There are three spacewalks planned to stage spare components outside the station, including six spare batteries, a Ku-band antenna and spare parts for the Canadian Dextre robotic arm, NASA said.
After Atlantis there are only two space shuttle launches planned. But there have been changes there as NASA has decided to delay one of the shuttle launches.
Space shuttle Discovery' mission currently should begin Sept. 16. Its nine day mission will bring the Express Logistics Carrier 4 and other spare components to the ISS.
The space shuttle Endeavour mission originally slated for July has been pushed off until November. NASA said the delay is to accommodate a new particle detector for an extended ISS operation.
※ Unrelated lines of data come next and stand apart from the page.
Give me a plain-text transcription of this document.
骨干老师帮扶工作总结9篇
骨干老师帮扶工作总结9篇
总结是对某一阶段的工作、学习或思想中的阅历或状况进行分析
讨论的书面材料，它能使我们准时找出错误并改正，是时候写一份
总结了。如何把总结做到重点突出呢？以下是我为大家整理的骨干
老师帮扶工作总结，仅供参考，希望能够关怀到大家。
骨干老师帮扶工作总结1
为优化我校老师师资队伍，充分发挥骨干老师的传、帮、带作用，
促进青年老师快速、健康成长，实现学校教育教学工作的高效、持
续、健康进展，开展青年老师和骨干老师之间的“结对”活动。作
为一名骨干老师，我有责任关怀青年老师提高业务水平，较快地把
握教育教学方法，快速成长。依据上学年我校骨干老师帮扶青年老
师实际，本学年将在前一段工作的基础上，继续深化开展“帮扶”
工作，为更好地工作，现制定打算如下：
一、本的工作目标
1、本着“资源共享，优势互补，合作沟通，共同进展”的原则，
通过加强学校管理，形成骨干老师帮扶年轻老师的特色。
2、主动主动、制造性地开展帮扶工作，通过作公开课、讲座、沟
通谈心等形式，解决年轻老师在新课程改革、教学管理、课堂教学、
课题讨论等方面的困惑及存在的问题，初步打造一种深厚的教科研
The update to the particle detector should enable it to function through 2020, which NASA now says it will support the ISS. In his recent address to NASA this month President Obama said he wanted to extend ISS support at least five years beyond the current 2015 end date.
The space agency last week said it was seeking research ideas from private entities to want to do research on board the ISS.
NASA said it was looking to expand the use of the ISS by providing access to the lab for the conduct of basic and applied research, technology development and industrial processing to private entities -- including, but not limited to, commercial firms, non-profit institutions, and academic institutions. US federal, state and local government entities, and could also propose research.
And there has been an uptick in new research for the ISS.
Scientists at the Defense Advanced Research Projects Agency (DARPA) said last month they are looking to develop advanced 3-D models, algorithms that control clustered flight and electromagnetic thrust technology all in the zero-gravity environment of the ISS. Specifically, they were looking for new research to conduct using the Synchronized Position, Hold, Engage, and Reorient Experimental Satellites (SPHERES) experiment on the ISS.
The Massachusetts Institute of Technology Space Systems Laboratory developed the three SPHERES satellites and they have been onboard the ISS since 2006 to provide DARPA, NASA, and other researchers with a system that could help those agencies test technologies for use in formation flight and autonomous docking, rendezvous and reconfiguration algorithms, MIT stated.
NASA also is getting into the spirit saying it will send its newest humanoid robot known as Robonaut2 - or R2 -- capable of using the same tools as humans letting them work closely with people into space onboard the space shuttle's final mission.
NASA and General Motors built the 300lb R2 as a faster, more dexterous and more technologically advanced robot than past humanoid bots. R2 can use its hands to do work beyond the scope of prior humanoid machines and can easily work safely alongside people, a necessity both on Earth and in space, NASA stated. It is also stronger: able to lift, not just hold, a 20-pound weight (about four times heavier than what other dexterous robots can handle) both near and away from its body, NASA stated.